第七章

第七章

芊亞的家住板橋,除了父親外,尚有兩位兄長。

母親在她很小的時候就過世了,家裏全是男人,說話又粗又直,這下詠堂終於明白她當初那一句「成長背景跟她很巧合」是什麼意思了。

簡單的說,就是情形和他完全相反啦!男人的他像女人一樣愛漂亮,而女人的她卻像男人一樣不懂裝扮。

穆爸爸是個矮小的水果販,講話非常直接,剛開始對他還算客氣,接下來的問題就字字中的,完全跟他們演練時一樣。

她還真是了解自己的家人啊!

「呃,阿伯,我們還沒有決定要不要結婚啦!我們交往才沒多久。」詠堂滿臉尷尬的回答穆伯的問話。

「沒多久?沒多久也要負責,你軋過我女兒了吧!要是她肚子大了你卻跑了,我還有面子嗎?你要不要負責,要不要?」穆伯說得臉紅脖子粗。

「對呀、對呀!」芊亞的兩個兄長一字排開,不停點頭稱是,他們的個子也不高,只有一六八公分左右,此芊亞還要矮。

「阿伯,你剛才不是反對我們交往嗎?」詠堂不明所以的問。

看來這是芊亞第一次帶男人回家,所以穆家人特別興奮,連飯都還沒吃就開始審問起來。

「誰說我反對?是要你爭氣點!我這個女兒是異類,又好強、又不會撒嬌,每天都穿同一套西裝,能交到男朋友我就該偷笑了,要是能嫁出去,我得殺只豬公去竹林山寺還願。」

「嘿!」芊亞舉手表示抗議,「我不是每天都穿同一套西裝好嗎?是我的衣櫥里有六套一模一樣的西裝。」這樣就不必煩惱每天要穿什麼衣服了。

「那還不是一樣,妳就是一點也不像女人。」大哥明白的說。

「枉廢妳生了張跟媽一樣美麗的臉。」二哥一臉嫌棄。

「要不是妳長得像妳媽,我還以為是在醫院的時候抱錯了咧!」穆伯接力數落她,「我們全家都是矮種的,偏偏妳長得跟電線杆一樣。我小時候家境不好,小學沒讀完就算了,妳兩個哥哥也不是讀書的料,國中畢業就開始幫我照顧生意。
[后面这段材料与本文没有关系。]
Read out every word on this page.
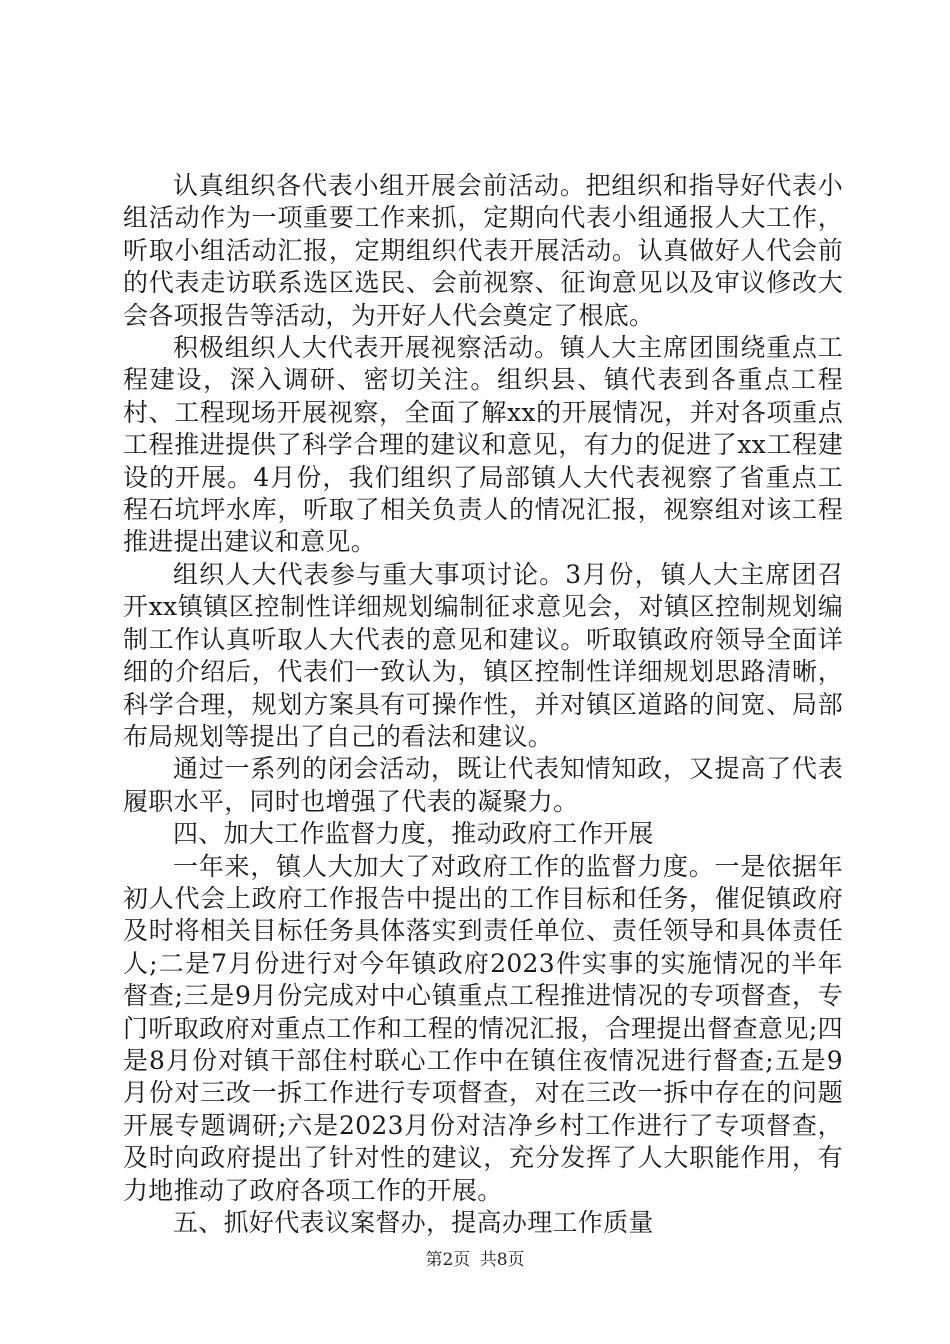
认真组织各代表小组开展会前活动。把组织和指导好代表小组活动作为一项重要工作来抓，定期向代表小组通报人大工作，听取小组活动汇报，定期组织代表开展活动。认真做好人代会前的代表走访联系选区选民、会前视察、征询意见以及审议修改大会各项报告等活动，为开好人代会奠定了根底。

积极组织人大代表开展视察活动。镇人大主席团围绕重点工程建设，深入调研、密切关注。组织县、镇代表到各重点工程村、工程现场开展视察，全面了解xx的开展情况，并对各项重点工程推进提供了科学合理的建议和意见，有力的促进了xx工程建设的开展。4月份，我们组织了局部镇人大代表视察了省重点工程石坑坪水库，听取了相关负责人的情况汇报，视察组对该工程推进提出建议和意见。

组织人大代表参与重大事项讨论。3月份，镇人大主席团召开xx镇镇区控制性详细规划编制征求意见会，对镇区控制规划编制工作认真听取人大代表的意见和建议。听取镇政府领导全面详细的介绍后，代表们一致认为，镇区控制性详细规划思路清晰，科学合理，规划方案具有可操作性，并对镇区道路的间宽、局部布局规划等提出了自己的看法和建议。

通过一系列的闭会活动，既让代表知情知政，又提高了代表履职水平，同时也增强了代表的凝聚力。

四、加大工作监督力度，推动政府工作开展

一年来，镇人大加大了对政府工作的监督力度。一是依据年初人代会上政府工作报告中提出的工作目标和任务，催促镇政府及时将相关目标任务具体落实到责任单位、责任领导和具体责任人;二是7月份进行对今年镇政府2023件实事的实施情况的半年督查;三是9月份完成对中心镇重点工程推进情况的专项督查，专门听取政府对重点工作和工程的情况汇报，合理提出督查意见;四是8月份对镇干部住村联心工作中在镇住夜情况进行督查;五是9月份对三改一拆工作进行专项督查，对在三改一拆中存在的问题开展专题调研;六是2023月份对洁净乡村工作进行了专项督查，及时向政府提出了针对性的建议，充分发挥了人大职能作用，有力地推动了政府各项工作的开展。

五、抓好代表议案督办，提高办理工作质量

第2页 共8页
偏偏妳一路讀得順利,到現在都成了律師了,女人家這麼聰明有什麼用?還不是嫁不出去。一女兒虛歲都二十七了,到現在還沒嫁出去,每次跟朋友、鄰居聊起來,都覺得丟臉。

「外婆的弟弟也很高,這是隔代遺傳。女人家腦子好有什麼不好?可以不用靠男人,現在養兒子都不一定可靠了,靠自己最重要。」芊亞努力的反駁。唉!每次回來都要吵一次她的身世及婚姻問題,快煩死了!
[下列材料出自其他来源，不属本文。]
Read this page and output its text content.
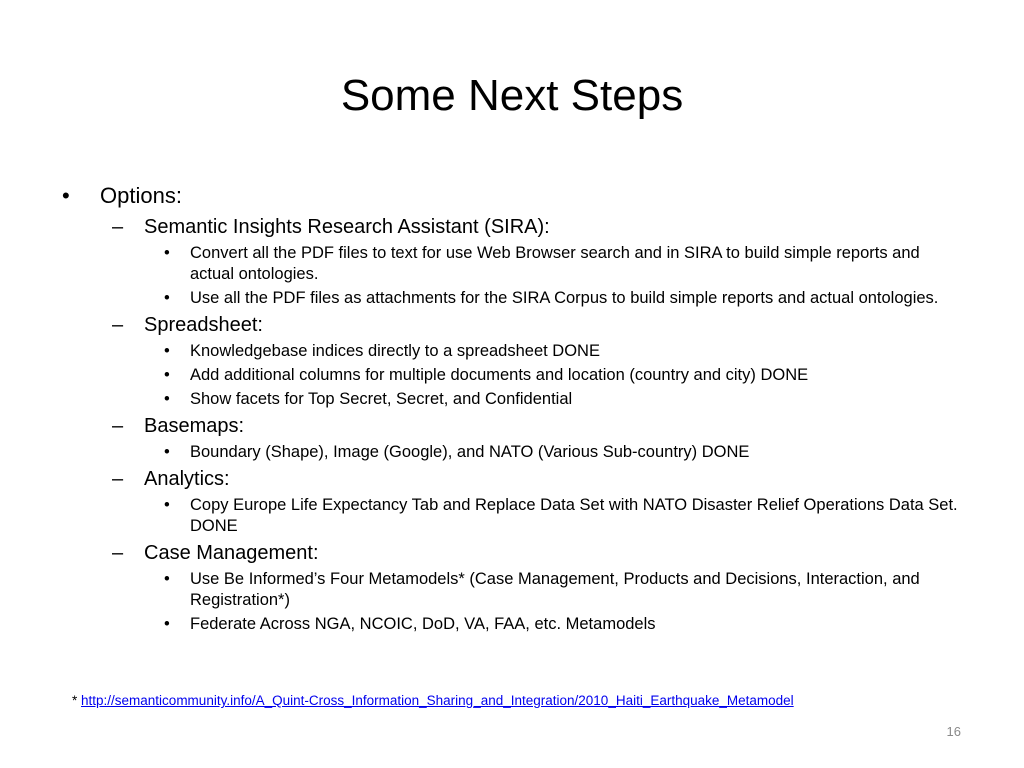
Some Next Steps
• Options:
– Semantic Insights Research Assistant (SIRA):
• Convert all the PDF files to text for use Web Browser search and in SIRA to build simple reports and actual ontologies.
• Use all the PDF files as attachments for the SIRA Corpus to build simple reports and actual ontologies.
– Spreadsheet:
• Knowledgebase indices directly to a spreadsheet DONE
• Add additional columns for multiple documents and location (country and city) DONE
• Show facets for Top Secret, Secret, and Confidential
– Basemaps:
• Boundary (Shape), Image (Google), and NATO (Various Sub-country) DONE
– Analytics:
• Copy Europe Life Expectancy Tab and Replace Data Set with NATO Disaster Relief Operations Data Set. DONE
– Case Management:
• Use Be Informed’s Four Metamodels* (Case Management, Products and Decisions, Interaction, and Registration*)
• Federate Across NGA, NCOIC, DoD, VA, FAA, etc. Metamodels
* http://semanticommunity.info/A_Quint-Cross_Information_Sharing_and_Integration/2010_Haiti_Earthquake_Metamodel
16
「誰說養兒子不可靠?我就很可靠,誰幫忙照顧爸的生意?誰幫忙家裏的雜項支出?我。」大哥義憤填膺的說。

「我要不是因為要照顧家裏,早就出去闖了,哪輪得到妳在這邊『搖掰』。」二哥心中也憤憤不平。

「那是要怎樣啦!叫我每天穿着迷你裙去勾引男人,還是叫我不要念書、不要工作,每天到婚姻介紹所去報到,看能不能找到個醫生或是企業家第二代的?」

「誰要妳這麼丟臉的?只要妳有點女孩子家的樣,蒼蠅蚊子很快就飛過來了!」穆伯大聲建議。

「你們好象忘了我已經有男朋友哦?」芊亞看了看詠堂,提醒家人他的存在。

「是啊!你的眼睛是不是有問題,敢追我女兒?」穆伯環起雙臂,一臉狐疑的看着他,好象他神經不正常一樣。

「阿伯,你也承認自己的女兒獨特,蕃薯芋頭各有人愛,我就是喜歡她的獨特。」詠堂眼看戰火延燒到他這邊,立刻以笑容化解。

「馬屁精!」大哥不屑的批評。

「怎麼這樣說咧,大哥。你也很獨特啊!我覺得你的坐姿特別酷,沒人模仿得來。」奇了,這家人怎麼老喜歡扭曲別人的好意呢?他只是說出自己的感覺而已呀!雖然後面這句話的確有點馬屁的成份存在。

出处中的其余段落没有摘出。